Marguerite Bennett brings us the first installment of the 3-part “Allies” storyline (or 9-part, if you’re counting in Digital Firsts as this covers digital issues No. 19, 20, and 21). The focus for this storyline is back in Burnside/Gotham where Kate Kane’s underlings have taken it upon themselves to form up a Batfamily in defense of the oppressed.
The big fun here is how many familiar faces Bennett manages to squeeze in (everyone from Alysia Yeoh to Harper Row). And the story is a fun one, that struck me as having a curiously Manga/Animé aesthetic both in terms of the art (provided by consistently throughout all 3 digital parts by artist Mirka Andolfo, with colors by Wendy Broome).
If you’ve been following my reviews for this book you know that I’ve been complaining about the roller coaster of art styles since the inception of this series. For once we have a complete story (literally a one-and-done almost) that has complete uniformity throughout.
Definitely worth celebrating!
Batgirls to the Rescue
We have yet to meet the Barbara Gordon version of Batgirl in this world, but for now we have no lack of variations on the theme as the girls in Batwoman’s neighborhood form a gang to go up against the Pinkney School, picking up the work Kate Kane had to leave off when she opted to join the fight overseas.
The thrust of the action here is Dickensian: rich vs. poor with children being pressed into labor and an evil organization plotting against “American” interests from within.
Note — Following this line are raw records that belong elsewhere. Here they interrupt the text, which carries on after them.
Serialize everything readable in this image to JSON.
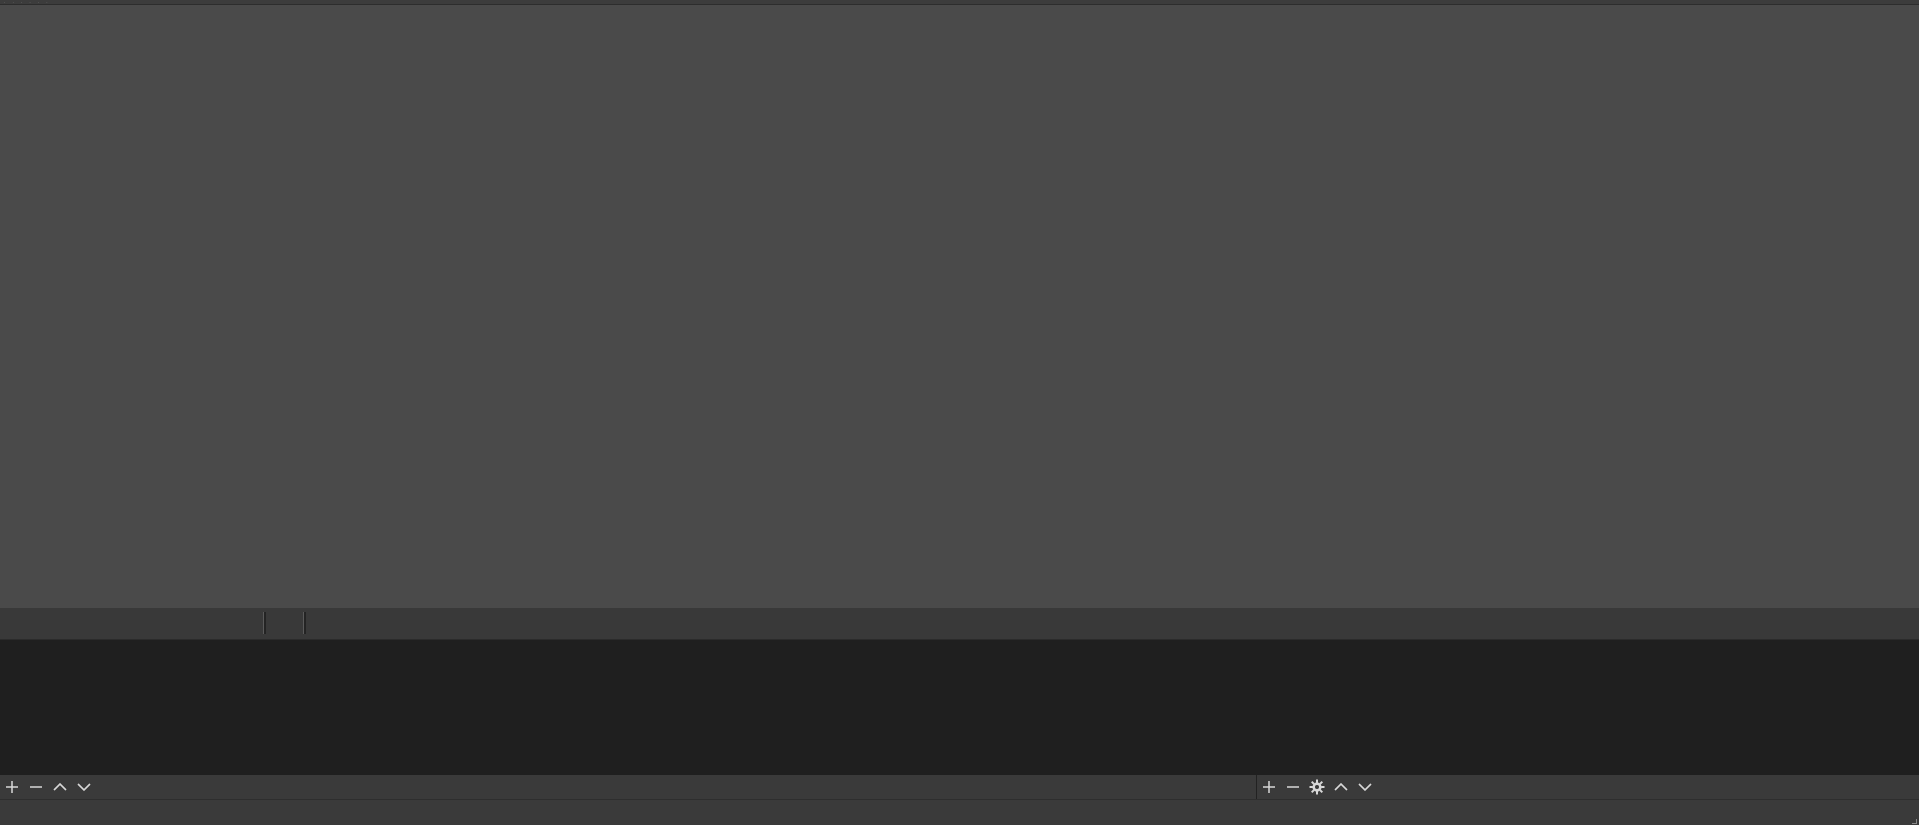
{
  "menubar": {
    "grip_dots": "· · · · · ·"
  },
  "scenes_toolbar": {
    "buttons": [
      {
        "icon": "plus-icon"
      },
      {
        "icon": "minus-icon"
      },
      {
        "icon": "chevron-up-icon"
      },
      {
        "icon": "chevron-down-icon"
      }
    ]
  },
  "sources_toolbar": {
    "buttons": [
      {
        "icon": "plus-icon"
      },
      {
        "icon": "minus-icon"
      },
      {
        "icon": "gear-icon"
      },
      {
        "icon": "chevron-up-icon"
      },
      {
        "icon": "chevron-down-icon"
      }
    ]
  },
  "colors": {
    "preview_bg": "#4a4a4a",
    "dock_bg": "#1f1f1f",
    "toolbar_bg": "#3a3a3a",
    "icon": "#d8d8d8"
  }
}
Hanging in the balance is not only the poor children of Gotham, but Harper’s brother Cullen specifically, who was arrested for being a troublemaker street urchin.
Betty Kane feels like the de facto leader of this motley crew, but everyone does their share to infiltrate the Pinkney lair and this is where things go full-on battle mecha vs. girls in flip skirts.
In a good way, though. Not in a creepy pigtailed upshot way.
Replete with rough-hewn robots!
Where They Could Use an Assist
Despite a fun storyline that channels a little of Gotham Academy (but with an evil headmistress), and features Batboys Tim Drake and Cullen Row (as well as a brief guest appearance from a young Felicity Smoak), and despite the fact that we get the luxury of a single artist working through all the pages, there is a tradeoff:
Some of the art just isn’t very strong.
Andolfo does a nice job with the girls, their faces, their costumes, and she draws a really sweet Batmobile (1930s-style coupe). But her rendering of Officer Daniels’ horse is lamentable; its anatomy is a mess, the scale is off, and in one large panel, it literally looks like it was drawn from a model for one of those pretty pony ribbons and bows toys for girls. The saddle is even unfinished (and unattached to the horse). It’s unfortunate because it knocked me right out of the story which, up until that point, had been wonderfully immersive (Andolfo’s brownstone neighborhood is lovely and full of nice historic-looking details).
Later, when the girls meet Moloch the Mecha at the Pinkney school, the action suffers quite a bit. There’s business with a worktable that doesn’t track well, and many panels of the ensuing fight sequence just aren’t that dynamic and feel like they lack a strong focal point.
Also, the design of the so-called war machines isn’t very imaginative. It’s like a weird marriage of C-3PO and the Maschinenmensch from Fritz Lang’s Metropolis. I have a feeling that the latter influence was intentional, which is actually kind of cool, but I kind of wish the overall design had been a little more intimidating.
Still, Andolfo’s human characters are lovely and fun, and their interactions carry the issue.
You don’t want to be on the receiving end of this gang!
And, as usual, we get a fun cover from Ant Lucia that shows off the Batgirls uniforms. I think this, and the final page of all the Batkids hanging out at the end are my two favorite things about this.
- You love the girls of the Batfamily!
- A semi-stand-alone Bombshells story sounds like a good time.
- You enjoy steampunky mecha crossovers into the DC Universe.
The “Allies” arc comes out of the gate at full force with a storyline grounded in Gotham and away from the bigger concerns of the warfront, but still tied into the main action of the book overall. If you ever wanted to see what some of your favorite Bat-characters might look like in the Bombshells setting (not all of them have been done up all glossy in Ant Lucia’s promotional art), this is a fine, fun adventure to pick up–even if you’re not reading the rest of the series. Some of the art is a little rough in places, but Bennett does well juggling a large cast and keeping the story active and engaging.